The first stage (1546-1564) of building the fortress under Domenico dell’Allio involved a fundamental change in the fortress system, which was made necessary because of the effect of the new firearms. Instead of the previous broken lines and angles, the new fortress technique favoured increasing protection against firing on the defence front by means of flankers, a principle that was used on late medieval town fortresses by projecting the wall towers and walkways outwards.
Prominent bastions were built instead of the wall towers. These were a lot lower and more spacious, so as to offer less surface area for attack from the heavy artillery of the besiegers on the one hand, and on the other hand to make it possible for the defenders to bring in more guns. The bastions were also a contrast to the walled towers, made of earthworks and only encased in brick walls on the outside. The ring wall between the town towers was replaced by an earth embankment, and the curtain walls, which were at the base as well as along the escarpment towards the town moat, were built with cut stone blocks. These contained the casemates, used as storage rooms for war material and as an enclosed protection for the occupying forces standing in the line of fire.
The new fortress technique paid particular attention to the moat, which was enlarged and made deeper, always taking into account the moment the water level was at its lowest and keeping it away from the tributary of the Mur. Earthworks were used all round as an earth bank in front of the town wall. The moat wall facing the enemy was often reinforced with stones. The outer borders of the moat had a rampart or dam in front, and were also of a zigzag pattern, like the recessed corners in the bastions, curtain walls and moat. A palisade was placed in front of the wall as an initial obstacle.

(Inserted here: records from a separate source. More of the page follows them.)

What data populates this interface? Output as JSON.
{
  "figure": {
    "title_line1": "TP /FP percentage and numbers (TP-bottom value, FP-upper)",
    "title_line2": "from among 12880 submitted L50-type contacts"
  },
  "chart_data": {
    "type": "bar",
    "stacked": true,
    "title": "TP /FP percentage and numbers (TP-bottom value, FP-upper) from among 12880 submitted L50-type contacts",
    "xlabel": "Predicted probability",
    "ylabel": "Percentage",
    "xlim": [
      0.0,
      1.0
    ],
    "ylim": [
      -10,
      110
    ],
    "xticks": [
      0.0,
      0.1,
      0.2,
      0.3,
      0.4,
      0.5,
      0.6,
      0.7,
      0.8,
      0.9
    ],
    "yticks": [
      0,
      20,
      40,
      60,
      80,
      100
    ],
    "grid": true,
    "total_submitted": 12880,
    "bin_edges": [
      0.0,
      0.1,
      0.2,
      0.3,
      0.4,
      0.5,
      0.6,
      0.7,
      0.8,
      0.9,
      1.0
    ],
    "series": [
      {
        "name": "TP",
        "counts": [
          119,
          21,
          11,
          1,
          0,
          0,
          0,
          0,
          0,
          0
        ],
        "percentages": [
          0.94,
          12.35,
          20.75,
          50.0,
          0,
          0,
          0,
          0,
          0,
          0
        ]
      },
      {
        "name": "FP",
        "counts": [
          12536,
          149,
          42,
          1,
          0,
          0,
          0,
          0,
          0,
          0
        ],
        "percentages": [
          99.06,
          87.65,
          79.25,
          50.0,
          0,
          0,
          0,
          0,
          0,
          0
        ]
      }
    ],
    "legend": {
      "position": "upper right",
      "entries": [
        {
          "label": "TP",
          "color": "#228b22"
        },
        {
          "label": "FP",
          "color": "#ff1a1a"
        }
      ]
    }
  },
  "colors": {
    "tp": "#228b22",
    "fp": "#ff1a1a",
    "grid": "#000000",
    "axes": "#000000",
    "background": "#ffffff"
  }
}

The building material was taken from the vicinity of the town. The stonework and bricks were brought in from Herzogberg and Poellitschberg. These were used to encase the curtain walls and bastions. In the beginning, stones from the derelict church of St. Ruprecht were also used. The limestone came from Halbenrain, Mureck and Hl. Dreikoenig. For the wall cornice and encasing, the master builders preferred the tough basalt from Kloech. The need for construction timber was covered by the sovereign and manorial woods in the surroundings.
Construction of the bastion at the upper gate (“Ungartor”, Ungarbastei”) began in 1547 in the north corner of the town. At about the same time the Bourgeoisie Bastion was worked on (both bastions were almost completed by 1550).

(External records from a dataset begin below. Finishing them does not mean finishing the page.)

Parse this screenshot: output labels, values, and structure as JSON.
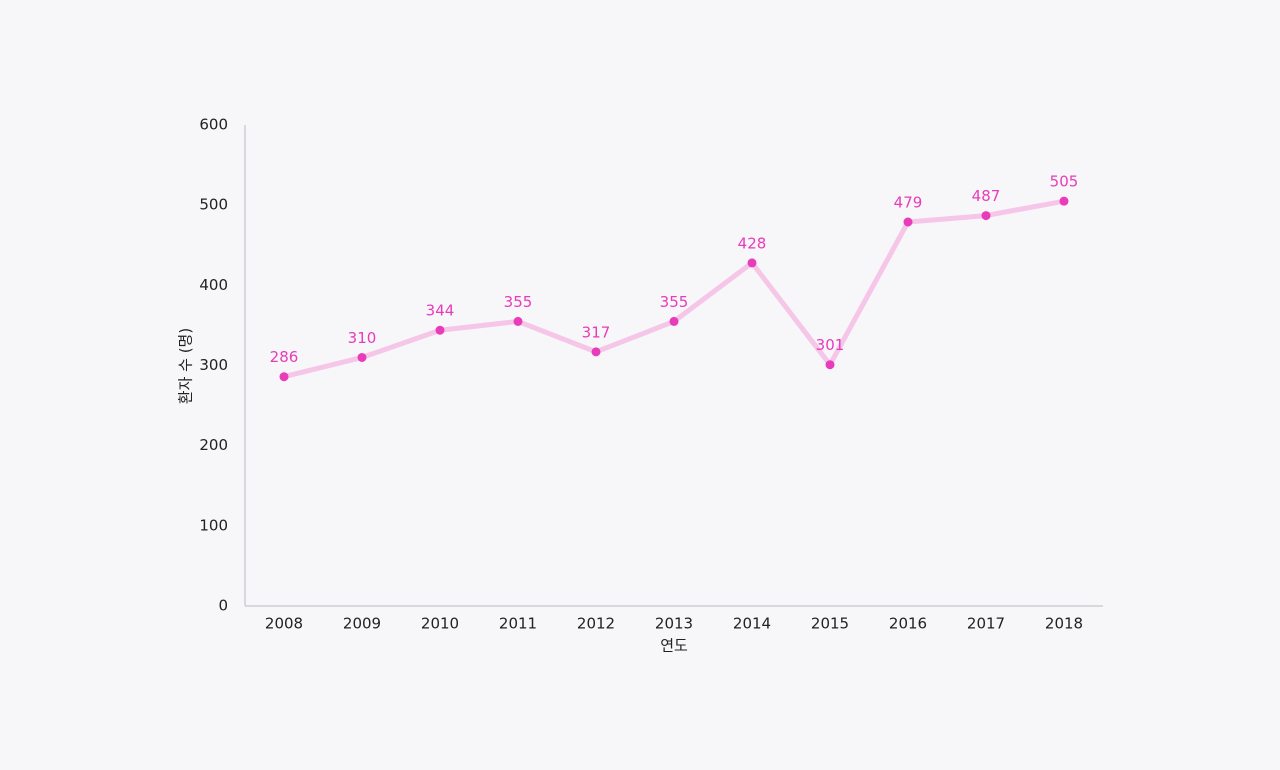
{
  "chart_data": {
    "type": "line",
    "x_label": "연도",
    "y_label": "환자 수 (명)",
    "categories": [
      "2008",
      "2009",
      "2010",
      "2011",
      "2012",
      "2013",
      "2014",
      "2015",
      "2016",
      "2017",
      "2018"
    ],
    "values": [
      286,
      310,
      344,
      355,
      317,
      355,
      428,
      301,
      479,
      487,
      505
    ],
    "color": "#e83cba",
    "line_color": "#f5c6e8",
    "ylim": [
      0,
      600
    ],
    "yticks": [
      0,
      100,
      200,
      300,
      400,
      500,
      600
    ],
    "grid": false,
    "data_labels": true
  }
}
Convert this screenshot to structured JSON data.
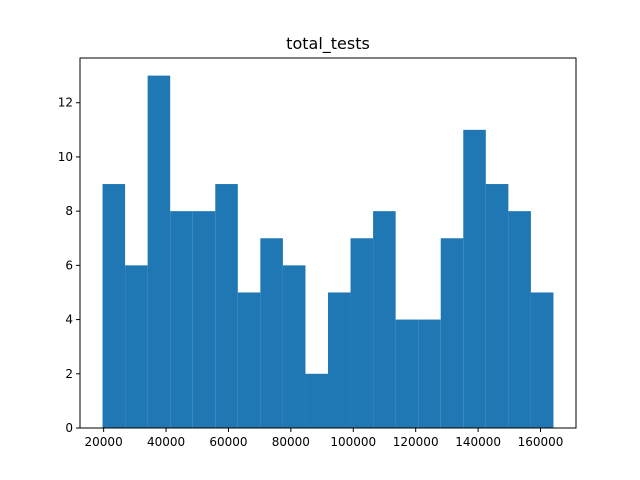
{
  "chart_data": {
    "type": "bar",
    "title": "total_tests",
    "xlabel": "",
    "ylabel": "",
    "bar_color": "#1f77b4",
    "bin_edges": [
      19650,
      26875,
      34100,
      41325,
      48550,
      55775,
      63000,
      70225,
      77450,
      84675,
      91900,
      99125,
      106350,
      113575,
      120800,
      128025,
      135250,
      142475,
      149700,
      156925,
      164150
    ],
    "values": [
      9,
      6,
      13,
      8,
      8,
      9,
      5,
      7,
      6,
      2,
      5,
      7,
      8,
      4,
      4,
      7,
      11,
      9,
      8,
      5
    ],
    "xlim": [
      12425,
      171375
    ],
    "ylim": [
      0,
      13.65
    ],
    "x_ticks": [
      20000,
      40000,
      60000,
      80000,
      100000,
      120000,
      140000,
      160000
    ],
    "x_tick_labels": [
      "20000",
      "40000",
      "60000",
      "80000",
      "100000",
      "120000",
      "140000",
      "160000"
    ],
    "y_ticks": [
      0,
      2,
      4,
      6,
      8,
      10,
      12
    ],
    "y_tick_labels": [
      "0",
      "2",
      "4",
      "6",
      "8",
      "10",
      "12"
    ],
    "grid": false,
    "legend": "none"
  }
}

In the meantime, on the opposite side of the town, the town wall of the lower gate - the Murtor - was built as far as the tower of the Augustinian monastery, which had been badly damaged by fire (1549) and was in need of rapid restoration. After that, the building work was put on hold, because the houses damaged by fire had to be dealt with first.
In 1554, the fortification works were continued. At first the moat had to be cleared again and made deeper, then construction of the Mur Bastion started. In 1556, the big town gate (Murtor) was inserted into this bastion. Two years later dell’Allio went to construct a moat, “from the new bastion beside the town wall” up the Mur, while approximately 15 fathoms of the curtain wall fell, as well as the corner of the big “Fleischhackerturm” (butcher’s tower). An enormous flood damaged the work so severely in 1571 that the town wall collapsed in many places.

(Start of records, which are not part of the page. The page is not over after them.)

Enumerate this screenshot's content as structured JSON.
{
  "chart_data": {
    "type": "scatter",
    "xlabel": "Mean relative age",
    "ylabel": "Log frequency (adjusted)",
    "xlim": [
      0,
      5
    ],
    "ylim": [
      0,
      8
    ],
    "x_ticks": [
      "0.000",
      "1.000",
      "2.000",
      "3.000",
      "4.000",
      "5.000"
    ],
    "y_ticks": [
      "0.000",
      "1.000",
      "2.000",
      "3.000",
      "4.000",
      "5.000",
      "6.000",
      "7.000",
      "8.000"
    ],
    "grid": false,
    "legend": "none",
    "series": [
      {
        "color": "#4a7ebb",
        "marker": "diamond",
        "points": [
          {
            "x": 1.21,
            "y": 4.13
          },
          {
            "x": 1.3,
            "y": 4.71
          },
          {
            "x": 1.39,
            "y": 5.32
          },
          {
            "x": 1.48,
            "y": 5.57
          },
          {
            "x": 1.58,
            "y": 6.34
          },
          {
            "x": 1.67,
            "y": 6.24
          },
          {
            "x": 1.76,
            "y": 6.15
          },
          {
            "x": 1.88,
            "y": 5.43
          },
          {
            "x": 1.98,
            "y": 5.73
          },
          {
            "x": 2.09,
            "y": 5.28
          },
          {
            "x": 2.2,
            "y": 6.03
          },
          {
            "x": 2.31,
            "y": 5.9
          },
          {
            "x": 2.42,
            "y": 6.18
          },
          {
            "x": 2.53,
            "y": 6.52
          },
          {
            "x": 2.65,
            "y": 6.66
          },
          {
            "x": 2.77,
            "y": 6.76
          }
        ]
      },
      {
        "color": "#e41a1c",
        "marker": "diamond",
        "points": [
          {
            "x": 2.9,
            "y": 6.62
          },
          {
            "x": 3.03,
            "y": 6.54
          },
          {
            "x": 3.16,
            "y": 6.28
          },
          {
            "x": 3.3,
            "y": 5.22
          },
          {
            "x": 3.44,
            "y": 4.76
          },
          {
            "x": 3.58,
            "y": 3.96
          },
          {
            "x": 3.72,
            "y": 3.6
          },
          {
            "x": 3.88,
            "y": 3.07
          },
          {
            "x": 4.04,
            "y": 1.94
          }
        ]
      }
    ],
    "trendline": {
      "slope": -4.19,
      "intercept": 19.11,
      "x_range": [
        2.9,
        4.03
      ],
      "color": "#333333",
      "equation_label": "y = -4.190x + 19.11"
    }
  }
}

Between 1570 and 1591 the second construction stage of the fortress started, with the necessary restoration works. Ditches had to be cleared, bulwarks had to be fortified with walls, the rampart had to be made higher and the casemates had to be built with bricks and stones. All these works were completed in 1574. At the same time, the collapsed curtain wall had to be built up again and the church included in the fortress belt. Then works continued with construction of the Hollow Bastion (“Eckh am Ungartor”) (corner at the Ungar gate). The Oberradkersburger Schlossberg was without an earthwork and the walled base was too weak and in danger from flooding, which is why the corner of the Hollow Bastion was reinforced as a safety measure. Completion of the Ungartor was also undertaken, covering the roof and making an ammunition room above the opening of the gate.
The bastions were completed in the following years: in 1584, bastion No. 6 (Augustinian monastery - later the “devil’s hole” or Kapuziner Bastion), and some curtain walls, such as the last bastion - the Clergymen’s Bastion (bastion near the spire).
At the same time, the branch of the Mur was provided with weirs and the water from the Prentlhof-Muehlgang was led away to fill the town moat. These efforts proved quite useless because in 1589 the area on the west side of the town was devastated by a huge flood.
Although construction of the fortress was officially completed in 1591, damage caused by fire, flooding and other adverse weather conditions had to be repaired from time to time. The works also had to be adapted time and again to the latest fortress building techniques. Restoration and completion therefore lasted centuries. Only in the years from 1620 to 1633 were extensive repair works undertaken on the fortress.
In the following years and centuries there was no more expansion but only repair work. In 1690, the drawbridges over the town moat were moulded. Repair work on the fortress was done throughout the whole of the 18th century.